By setting those happy hormones surging, pets lighten symptoms of depression and give a sense of purpose that distracts from feelings of despair.
At some nursing homes, resident cats bring amusement to resident humans. Fish and birds help, too. Dementia patients increase their caloric intake when they eat in the presence of an aquarium or aviary.
Dogs as fitness coaches
Dogs offer special perks, Creagan says. “The involvement of a canine improves cardiac rehab exercising, and heart attack victims with dogs have a far greater chance of being alive a year later than those without dogs.”
And overall, dog owners get more exercise than the rest of the population. (While cats snooze, dogs want to play.)
Home to see Rex
The human-animal bond is so strong it gives even gravely ill people incentive to fight on. Creagan tells of a patient with advanced lung cancer and kidney and liver failure. When the man was admitted to the hospital, his medical team doubted he’d make it through the night. He told them, though, that he had to get home to see Rex.
“We thought Rex was his son or partner,” says Creagan. “But, no. Rex was the patient’s German Shepherd-cross.” And, yes, the man did get home to see Rex.
ROFLOL pet tales
Creagan asks his patients if they have pets. If they do, he asks the pet’s name and enters it into the patient’s record.
“Patients’ attitudes change when they talk about their pets,” he says. “All, even those struggling with advanced cancer, have some hilarious story to tell about their companion animals—the smartest dog in the world, or a cat that could run IBM, or the funniest horse ever. Invariably, out comes the smart phone with a picture of this remarkable animal.
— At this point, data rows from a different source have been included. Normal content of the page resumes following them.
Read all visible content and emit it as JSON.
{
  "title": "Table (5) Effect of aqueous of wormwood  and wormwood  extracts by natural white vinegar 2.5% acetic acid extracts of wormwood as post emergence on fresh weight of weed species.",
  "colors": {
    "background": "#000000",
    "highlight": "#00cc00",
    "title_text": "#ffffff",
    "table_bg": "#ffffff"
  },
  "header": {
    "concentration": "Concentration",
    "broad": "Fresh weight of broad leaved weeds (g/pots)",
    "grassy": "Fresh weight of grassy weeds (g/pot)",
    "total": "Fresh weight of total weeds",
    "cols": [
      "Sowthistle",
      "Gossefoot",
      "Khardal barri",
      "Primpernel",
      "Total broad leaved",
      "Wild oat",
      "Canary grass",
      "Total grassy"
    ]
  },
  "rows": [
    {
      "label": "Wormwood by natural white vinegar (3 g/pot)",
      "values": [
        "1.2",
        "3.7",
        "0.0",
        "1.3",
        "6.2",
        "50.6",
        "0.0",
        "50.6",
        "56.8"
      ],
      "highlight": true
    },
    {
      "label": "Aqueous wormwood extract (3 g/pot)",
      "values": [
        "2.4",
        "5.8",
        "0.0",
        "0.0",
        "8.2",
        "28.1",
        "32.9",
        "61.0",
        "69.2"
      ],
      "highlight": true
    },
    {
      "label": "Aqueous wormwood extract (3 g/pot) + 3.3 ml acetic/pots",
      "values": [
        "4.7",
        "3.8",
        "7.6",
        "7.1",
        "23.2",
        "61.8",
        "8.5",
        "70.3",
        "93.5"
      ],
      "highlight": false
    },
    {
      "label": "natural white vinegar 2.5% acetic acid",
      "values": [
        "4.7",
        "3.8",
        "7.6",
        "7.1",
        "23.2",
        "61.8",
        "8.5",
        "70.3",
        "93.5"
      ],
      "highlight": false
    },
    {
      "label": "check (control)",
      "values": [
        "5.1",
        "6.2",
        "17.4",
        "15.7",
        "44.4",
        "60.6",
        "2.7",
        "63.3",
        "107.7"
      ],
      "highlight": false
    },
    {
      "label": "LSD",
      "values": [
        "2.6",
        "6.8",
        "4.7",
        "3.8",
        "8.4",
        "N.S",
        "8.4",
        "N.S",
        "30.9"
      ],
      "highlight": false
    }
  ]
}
No wife or husband photo, no boss photo. Certainly no boss. There’s a joy when you whip out a cell phone and show a picture of a cat with a birthday hat on.”
Pets can even halt hostilities, though the truce may be temporary. Creagan recalls a cancer patient going through a bitter divorce. “The only time the couple could speak civilly, the only time they could agree on anything, was when they talked about the dog—his food, his groomer, his daycare.”
Thank you, Snoopy, Tweety, Sylvester et al.
Just how advantageous are animal companions to human health? Creagan puts it this way: “When a patient says he or she went to a shelter to rescue a pet, it’s really the pet that rescues the patient.”
And if getting rescued isn’t enough, consider this bonus: “I’m convinced that pet owners are better-looking, smarter and more engaging.”
Credit the Mayo horse
It is appropriate that published data from Mayo Clinic recognize the health-related benefits of pets, says Creagan. After all, a companion animal played a significant role in the medical center’s genesis. To wit: “William Worrall Mayo, the father of the Mayo brothers, made his rounds in a carriage drawn by a horse.”
KL Snyder is a Rochester writer who wonders how animals accomplish their therapeutic results.